At 16 years old, the sport of fencing has already taken Jessie Skye Laffey all over the country — and world. Yet, it has been her attention to both the physical and mental elements of fencing that continues to take her to new heights in the sport.
Laffey, who was born and raised in Jersey City, began fencing foil when she was 10 years old and now competes as both a cadet (17 and under age group) and as a junior (20 and under). Her recent ascent on the national circuit began with an eighth place finish in the junior women’s foil category at the North American Cup in Portland, Ore., in January. “Something happened in Portland where it just clicked,” Laffey said last week. “I knew how to move and everything.”
She followed that performance with another impressive showing at the Cadet World Cup in Pisa, Italy last month, where Laffey nabbed fifth place. In mid-February, Laffey tied for third place in both juniors and cadets at the Junior Olympic Fencing Championships in Salt Lake City, Utah.
The sport has taken her to international competitions in Hungary and Germany, as well as other national tournaments from Ohio to Texas to Reno, Nev. She is now ranked No. 4 and No. 11 nationally among women cadets and juniors, respectively, by the United States Fencing Association.
A junior at Glen Ridge High School, Laffey trains five or six days a week at the Cobra Fencing Club on Grove Street in Jersey City. She attended St. Dominic Academy as a freshman and sophomore before moving to Glen Ridge prior to this school year.
Laffey first picked up the sport as a 10-year-old when she was convinced by a classmate to join her team. Laffey’s initial interest in fencing caught her mother by surprise. “She came to me and said, ‘Mom, I want to fence,’ Laffey’s mother Kim Snyder said. “You want to do what? You want to fence?”
But Laffey immediately took to the sport, which relies not only on physical abilities but intellect and wits. Since first picking up a foil, Laffey has worked with coach Demetrios Valsamis and has steadily improved her physical skill set, as well as her mental approach to the sport.

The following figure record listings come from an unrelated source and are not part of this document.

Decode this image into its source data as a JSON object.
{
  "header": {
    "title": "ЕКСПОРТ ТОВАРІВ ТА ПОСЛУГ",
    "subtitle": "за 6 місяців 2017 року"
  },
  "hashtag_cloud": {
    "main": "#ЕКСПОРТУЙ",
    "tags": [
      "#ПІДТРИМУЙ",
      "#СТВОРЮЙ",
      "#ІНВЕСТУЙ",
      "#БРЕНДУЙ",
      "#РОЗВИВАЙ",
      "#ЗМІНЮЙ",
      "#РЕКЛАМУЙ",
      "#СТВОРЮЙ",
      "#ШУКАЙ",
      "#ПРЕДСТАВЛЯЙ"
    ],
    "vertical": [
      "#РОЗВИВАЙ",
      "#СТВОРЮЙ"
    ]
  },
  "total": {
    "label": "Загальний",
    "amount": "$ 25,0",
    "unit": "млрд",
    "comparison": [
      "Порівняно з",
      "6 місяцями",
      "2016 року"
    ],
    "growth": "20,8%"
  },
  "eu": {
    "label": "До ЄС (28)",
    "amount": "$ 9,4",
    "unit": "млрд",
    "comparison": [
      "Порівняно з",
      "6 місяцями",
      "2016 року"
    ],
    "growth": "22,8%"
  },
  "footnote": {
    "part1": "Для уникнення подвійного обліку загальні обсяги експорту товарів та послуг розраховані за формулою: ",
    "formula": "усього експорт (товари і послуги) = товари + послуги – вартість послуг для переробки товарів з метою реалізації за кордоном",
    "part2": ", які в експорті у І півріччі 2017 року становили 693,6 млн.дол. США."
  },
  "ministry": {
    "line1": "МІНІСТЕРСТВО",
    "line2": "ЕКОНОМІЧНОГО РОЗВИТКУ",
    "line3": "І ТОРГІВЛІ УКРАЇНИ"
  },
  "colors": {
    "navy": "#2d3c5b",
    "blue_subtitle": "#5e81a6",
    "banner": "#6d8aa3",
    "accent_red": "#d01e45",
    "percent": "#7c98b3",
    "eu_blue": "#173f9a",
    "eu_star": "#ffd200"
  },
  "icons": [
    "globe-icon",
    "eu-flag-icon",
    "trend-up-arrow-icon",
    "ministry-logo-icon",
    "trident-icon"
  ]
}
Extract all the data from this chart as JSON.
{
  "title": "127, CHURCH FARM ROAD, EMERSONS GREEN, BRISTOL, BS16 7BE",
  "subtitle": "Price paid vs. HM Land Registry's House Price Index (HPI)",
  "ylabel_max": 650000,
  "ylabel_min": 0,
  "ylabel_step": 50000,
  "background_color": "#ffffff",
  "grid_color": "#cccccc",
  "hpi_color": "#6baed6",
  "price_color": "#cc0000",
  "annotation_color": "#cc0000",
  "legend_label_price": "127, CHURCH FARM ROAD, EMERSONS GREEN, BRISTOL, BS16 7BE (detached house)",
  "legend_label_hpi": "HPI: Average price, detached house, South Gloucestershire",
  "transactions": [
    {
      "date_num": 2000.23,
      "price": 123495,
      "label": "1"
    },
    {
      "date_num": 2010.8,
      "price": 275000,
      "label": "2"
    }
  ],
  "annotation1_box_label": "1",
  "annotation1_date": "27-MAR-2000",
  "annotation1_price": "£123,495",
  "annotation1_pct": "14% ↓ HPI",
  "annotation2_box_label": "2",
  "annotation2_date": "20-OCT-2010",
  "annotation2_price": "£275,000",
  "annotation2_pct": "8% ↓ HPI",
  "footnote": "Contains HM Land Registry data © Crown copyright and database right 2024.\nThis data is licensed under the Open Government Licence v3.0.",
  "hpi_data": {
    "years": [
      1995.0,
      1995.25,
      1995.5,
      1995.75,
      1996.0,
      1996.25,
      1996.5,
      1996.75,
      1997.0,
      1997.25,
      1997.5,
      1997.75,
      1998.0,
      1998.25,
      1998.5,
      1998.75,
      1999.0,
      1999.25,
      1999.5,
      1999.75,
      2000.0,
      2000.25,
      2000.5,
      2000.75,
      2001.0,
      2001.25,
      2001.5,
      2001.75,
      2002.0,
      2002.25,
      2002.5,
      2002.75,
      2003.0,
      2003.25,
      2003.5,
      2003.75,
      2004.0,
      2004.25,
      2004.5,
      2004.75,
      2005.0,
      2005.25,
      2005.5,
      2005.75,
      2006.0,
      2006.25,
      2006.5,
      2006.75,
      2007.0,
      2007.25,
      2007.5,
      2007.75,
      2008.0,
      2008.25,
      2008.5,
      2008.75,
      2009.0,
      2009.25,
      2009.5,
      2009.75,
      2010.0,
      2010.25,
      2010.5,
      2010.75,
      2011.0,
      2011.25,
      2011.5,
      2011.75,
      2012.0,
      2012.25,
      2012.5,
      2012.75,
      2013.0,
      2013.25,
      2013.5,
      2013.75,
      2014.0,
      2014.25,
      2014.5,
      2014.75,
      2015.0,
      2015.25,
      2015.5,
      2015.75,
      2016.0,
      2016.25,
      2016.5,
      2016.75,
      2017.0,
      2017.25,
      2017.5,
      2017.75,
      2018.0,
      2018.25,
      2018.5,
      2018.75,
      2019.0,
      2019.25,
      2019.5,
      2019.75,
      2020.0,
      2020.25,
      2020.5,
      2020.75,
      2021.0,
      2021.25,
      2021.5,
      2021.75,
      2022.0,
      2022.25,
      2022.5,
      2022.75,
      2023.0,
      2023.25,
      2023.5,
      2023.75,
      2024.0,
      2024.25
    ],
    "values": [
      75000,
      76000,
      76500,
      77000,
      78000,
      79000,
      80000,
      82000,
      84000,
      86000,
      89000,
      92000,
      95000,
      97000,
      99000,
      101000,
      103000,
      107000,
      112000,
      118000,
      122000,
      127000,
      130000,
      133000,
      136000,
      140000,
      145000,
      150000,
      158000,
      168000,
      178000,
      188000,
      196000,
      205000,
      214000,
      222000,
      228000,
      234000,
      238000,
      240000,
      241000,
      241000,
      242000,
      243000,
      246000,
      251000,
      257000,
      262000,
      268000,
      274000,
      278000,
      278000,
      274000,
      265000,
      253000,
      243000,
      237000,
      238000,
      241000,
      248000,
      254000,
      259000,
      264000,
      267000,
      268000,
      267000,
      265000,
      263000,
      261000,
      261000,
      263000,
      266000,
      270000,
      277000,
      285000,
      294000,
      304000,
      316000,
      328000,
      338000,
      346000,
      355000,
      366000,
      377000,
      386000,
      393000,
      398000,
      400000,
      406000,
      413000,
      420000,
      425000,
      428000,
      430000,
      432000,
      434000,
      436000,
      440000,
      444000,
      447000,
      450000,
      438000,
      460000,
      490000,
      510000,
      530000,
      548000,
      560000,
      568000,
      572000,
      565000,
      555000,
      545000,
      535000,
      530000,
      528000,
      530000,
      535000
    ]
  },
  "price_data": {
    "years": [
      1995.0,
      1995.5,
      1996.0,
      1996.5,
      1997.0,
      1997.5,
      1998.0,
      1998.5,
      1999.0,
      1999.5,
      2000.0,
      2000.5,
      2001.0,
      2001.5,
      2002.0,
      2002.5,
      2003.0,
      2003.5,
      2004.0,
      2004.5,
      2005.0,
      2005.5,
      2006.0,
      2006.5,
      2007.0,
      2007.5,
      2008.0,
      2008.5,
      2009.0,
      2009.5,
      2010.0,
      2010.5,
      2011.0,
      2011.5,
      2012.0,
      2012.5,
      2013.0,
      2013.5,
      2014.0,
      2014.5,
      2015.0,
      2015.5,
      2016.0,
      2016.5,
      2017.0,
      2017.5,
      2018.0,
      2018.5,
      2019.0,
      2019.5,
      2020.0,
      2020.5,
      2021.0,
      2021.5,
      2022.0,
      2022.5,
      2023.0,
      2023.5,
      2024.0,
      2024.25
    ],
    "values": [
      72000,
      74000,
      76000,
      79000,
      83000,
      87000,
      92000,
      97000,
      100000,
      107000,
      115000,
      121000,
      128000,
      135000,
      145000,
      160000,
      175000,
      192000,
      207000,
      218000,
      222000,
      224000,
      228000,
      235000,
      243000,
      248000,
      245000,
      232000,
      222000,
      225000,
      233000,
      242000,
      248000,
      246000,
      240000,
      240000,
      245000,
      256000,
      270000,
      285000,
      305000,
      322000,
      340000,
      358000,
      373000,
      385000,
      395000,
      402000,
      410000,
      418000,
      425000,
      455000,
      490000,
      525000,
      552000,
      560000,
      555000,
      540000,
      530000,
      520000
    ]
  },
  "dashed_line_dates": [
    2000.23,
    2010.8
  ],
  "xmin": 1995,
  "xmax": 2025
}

“You have to figure out how to trick (your opponent) and have good enough technique to score even after you do something smart,” said Valsamis. “When she was young she always wanted to do things the right way, so she always had good balance and technique. In this last year, she really grew up mentally as a fencer. She became really tricky and tough and smart.”
Added Laffey: “I don’t think (people) realize how mentally tough you have to be and how you have to out-think your opponent.”
Laffey is currently the first alternate on the three-member U.S. National Cadet Women’s Foil Team, which will compete at the Junior and Cadet World Championships in Moscow, Russia starting Saturday. While she won’t make the trip to Russia unless a teammate gets injured, Laffey also eyes the 2016 Summer Olympics in Rio de Janeiro visit site.
But first she looks to earn a fencing scholarship to either Barnard or Northwestern, and names engineering as a possible field of study.
“At first I liked fencing and thought it was fun,” Laffey said. “It turned out that I got good kind of quickly … and I began to really love it.”